Este para mim é o exemplo do falar para parecer moderno e na "moda"; acham mesmo que o pessoal se fosse confrontado com aumentos de electricidade que a tornassem bastante mais cara, não ia barafustar?

Vejam que ainda há tempos o regulador português quis aumentar os preços de uma forma abrupta e que foi travado à ultima hora, com a intervenção do Primeiro-Ministro, José Sócrates, evidentemente depois de muito barulho, principalmente por parte dos consumidores.

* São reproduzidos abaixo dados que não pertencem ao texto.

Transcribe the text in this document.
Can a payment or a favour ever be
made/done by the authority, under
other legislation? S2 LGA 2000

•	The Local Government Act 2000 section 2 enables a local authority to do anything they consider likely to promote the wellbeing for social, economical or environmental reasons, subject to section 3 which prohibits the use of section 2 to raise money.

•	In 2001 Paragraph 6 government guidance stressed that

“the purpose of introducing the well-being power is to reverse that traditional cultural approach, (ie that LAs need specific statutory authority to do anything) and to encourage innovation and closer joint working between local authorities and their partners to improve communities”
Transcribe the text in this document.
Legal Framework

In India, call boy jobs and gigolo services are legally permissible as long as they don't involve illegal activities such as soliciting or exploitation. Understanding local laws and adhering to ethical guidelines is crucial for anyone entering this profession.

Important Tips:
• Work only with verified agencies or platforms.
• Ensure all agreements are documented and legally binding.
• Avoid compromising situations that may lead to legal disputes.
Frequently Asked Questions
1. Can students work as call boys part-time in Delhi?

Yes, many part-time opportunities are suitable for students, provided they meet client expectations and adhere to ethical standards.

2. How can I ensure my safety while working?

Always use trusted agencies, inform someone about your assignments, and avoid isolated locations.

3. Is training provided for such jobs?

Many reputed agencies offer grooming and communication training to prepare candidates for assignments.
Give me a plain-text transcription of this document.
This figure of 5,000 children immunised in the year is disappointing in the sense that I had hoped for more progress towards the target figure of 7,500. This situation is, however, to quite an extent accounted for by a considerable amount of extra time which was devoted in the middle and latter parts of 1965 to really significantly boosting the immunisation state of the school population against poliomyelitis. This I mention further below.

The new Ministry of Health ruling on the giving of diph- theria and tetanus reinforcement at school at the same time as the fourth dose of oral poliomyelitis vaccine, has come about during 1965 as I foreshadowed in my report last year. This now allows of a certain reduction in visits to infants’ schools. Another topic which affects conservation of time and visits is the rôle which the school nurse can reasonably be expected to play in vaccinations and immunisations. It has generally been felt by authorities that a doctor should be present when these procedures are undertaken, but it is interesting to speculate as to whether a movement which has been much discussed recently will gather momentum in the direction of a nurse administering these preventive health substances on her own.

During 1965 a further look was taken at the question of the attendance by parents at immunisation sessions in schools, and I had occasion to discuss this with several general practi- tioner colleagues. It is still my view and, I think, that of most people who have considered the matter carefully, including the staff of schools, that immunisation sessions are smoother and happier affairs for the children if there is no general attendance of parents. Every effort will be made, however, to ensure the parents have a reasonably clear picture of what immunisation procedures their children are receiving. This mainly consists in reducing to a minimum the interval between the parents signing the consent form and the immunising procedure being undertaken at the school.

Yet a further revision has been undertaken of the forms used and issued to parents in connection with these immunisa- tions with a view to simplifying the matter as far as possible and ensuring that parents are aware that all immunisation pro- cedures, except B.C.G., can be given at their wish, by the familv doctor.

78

Tendo-me na contingência de trocar de carro (o mesmo está a chegar ao ponto em que se chego a uma portagem e estico a mão para pagar, me arrisco a que o portageiro me dê uma esmola), penso num híbrido.

E isto mesmo sabendo que por aquele preço mandaria vir de fora um desses topos de gama muito em voga por cá e ainda me sobrava uns trocados.
Faria o mesmo?

Outras perguntas a que podemos procurar dar respostas sinceras…

Deixaria de andar confortavelmente no seu automóvel, para ir de transportes públicos?

Abdicaria das suas comodidades, aquecimentos centrais, ares condicionados, etc.?

Aceitaria pagar mais, sabendo que assim estaria a proteger o ambiente, na conta da luz, por exemplo?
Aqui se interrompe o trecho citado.